On Wednesday, after another rate hike, and a promise from Fed Chairman Jerome Powell to stay the course until inflation comes down, Bridgewater founder Ray Dalio said that the Federal Reserve will probably keep tightening its monetary policy until high prices come down, no matter the consequences. As a result, a recession is likely within the next year.
“You’re starting to see all the classic early signs,” he said during an interview with MarketWatch Editor-in-Chief Mark DeCambre during the outlet’s inaugural “Best New Ideas in Money” festival. Those signs, he said, are contraction in the housing and auto sectors, which are the first to be impacted by the Fed’s higher interest rates.
It’s not the first time Dalio has sounded the alarm on imminent economic trouble. In June, he was already arguing on LinkedIn that a soft landing was out of the Fed’s reach, even as Bridgewater beat the bear market in the first half of this year, delivering a 32% return to investors as other firms struggled.

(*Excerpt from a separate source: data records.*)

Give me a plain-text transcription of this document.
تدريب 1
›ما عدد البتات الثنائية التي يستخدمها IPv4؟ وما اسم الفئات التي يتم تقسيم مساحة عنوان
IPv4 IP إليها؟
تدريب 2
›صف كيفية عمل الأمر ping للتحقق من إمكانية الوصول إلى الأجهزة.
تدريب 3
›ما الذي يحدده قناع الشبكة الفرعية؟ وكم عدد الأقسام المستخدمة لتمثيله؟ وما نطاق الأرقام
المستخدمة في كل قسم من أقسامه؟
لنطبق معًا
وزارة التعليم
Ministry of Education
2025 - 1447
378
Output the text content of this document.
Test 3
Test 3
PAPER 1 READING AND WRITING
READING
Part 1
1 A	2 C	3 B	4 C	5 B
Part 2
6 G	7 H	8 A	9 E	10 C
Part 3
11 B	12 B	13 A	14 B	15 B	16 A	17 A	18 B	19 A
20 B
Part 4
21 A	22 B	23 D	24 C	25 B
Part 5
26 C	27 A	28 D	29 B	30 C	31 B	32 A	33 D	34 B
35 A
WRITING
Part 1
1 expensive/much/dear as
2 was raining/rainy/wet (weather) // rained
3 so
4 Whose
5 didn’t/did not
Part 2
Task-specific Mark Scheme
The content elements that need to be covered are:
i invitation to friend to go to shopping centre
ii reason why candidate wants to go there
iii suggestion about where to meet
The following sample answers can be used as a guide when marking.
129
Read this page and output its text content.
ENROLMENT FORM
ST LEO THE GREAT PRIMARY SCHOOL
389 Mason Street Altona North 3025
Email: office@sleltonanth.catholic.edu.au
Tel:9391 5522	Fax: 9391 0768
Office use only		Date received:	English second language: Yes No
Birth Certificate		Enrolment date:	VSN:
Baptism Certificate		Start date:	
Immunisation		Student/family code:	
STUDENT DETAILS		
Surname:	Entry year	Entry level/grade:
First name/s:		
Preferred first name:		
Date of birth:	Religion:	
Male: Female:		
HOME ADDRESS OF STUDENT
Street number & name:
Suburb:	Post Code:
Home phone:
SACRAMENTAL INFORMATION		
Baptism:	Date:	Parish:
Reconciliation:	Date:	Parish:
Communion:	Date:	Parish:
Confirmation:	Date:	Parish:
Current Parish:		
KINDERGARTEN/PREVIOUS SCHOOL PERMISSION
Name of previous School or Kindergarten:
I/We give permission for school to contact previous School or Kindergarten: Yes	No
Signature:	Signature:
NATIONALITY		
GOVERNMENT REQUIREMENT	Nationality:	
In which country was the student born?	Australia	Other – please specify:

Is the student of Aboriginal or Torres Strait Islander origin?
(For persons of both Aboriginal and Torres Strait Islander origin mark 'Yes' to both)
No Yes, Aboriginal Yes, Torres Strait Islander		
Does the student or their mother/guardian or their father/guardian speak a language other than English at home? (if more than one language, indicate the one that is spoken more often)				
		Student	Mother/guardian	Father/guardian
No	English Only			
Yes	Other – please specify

Dalio’s comments followed the Fed’s decision this week to institute its third consecutive 75 basis point rate hike this year. Prior to June, the last time the bank had made such a big rate hike was in 1994.
Those hikes have already slowed down economic growth significantly in the U.S., according to Dalio.
“We are right now very close to a 0% growth year,” he said. “I think it’s going to get worse into 2023 and then 2024, which has implications for elections.”
After the Fed’s rate hike on Wednesday, the S&P 500 fell 1.7% to a two-month low. Dalio joined other billionaire investors like Carl Icahn and said that the stock market will sink further this year as the Fed continues its hikes, adding that the bond market will be hit particularly hard.
“Who is going to buy those bonds?” Dalio asked, noting that there’s been a multi-decade “bull market” in bonds marked by elevated prices. “Now you have negative real returns in the bonds … and you got them going down.”
Last month, Federal Reserve Chair Jerome Powell said that the central bank will stop at nothing until inflation is under control, even if it meant “some pain to households and businesses.”
This week, he was even more clear about the cost. “We have got to get inflation behind us. I wish there were a painless way to do that. There isn’t.”
That pain, said Dalio, will be very sorely felt over the next few years. “The Fed always has a tradeoff,” he said, between economic strength and inflation. With inflation now the bank’s target, it will chart a course until “economic pain” is deemed more severe than inflation.
At that point, the bank will begin to pare back on its rate hikes. “Now we play the game of what level will that be?” said Dalio.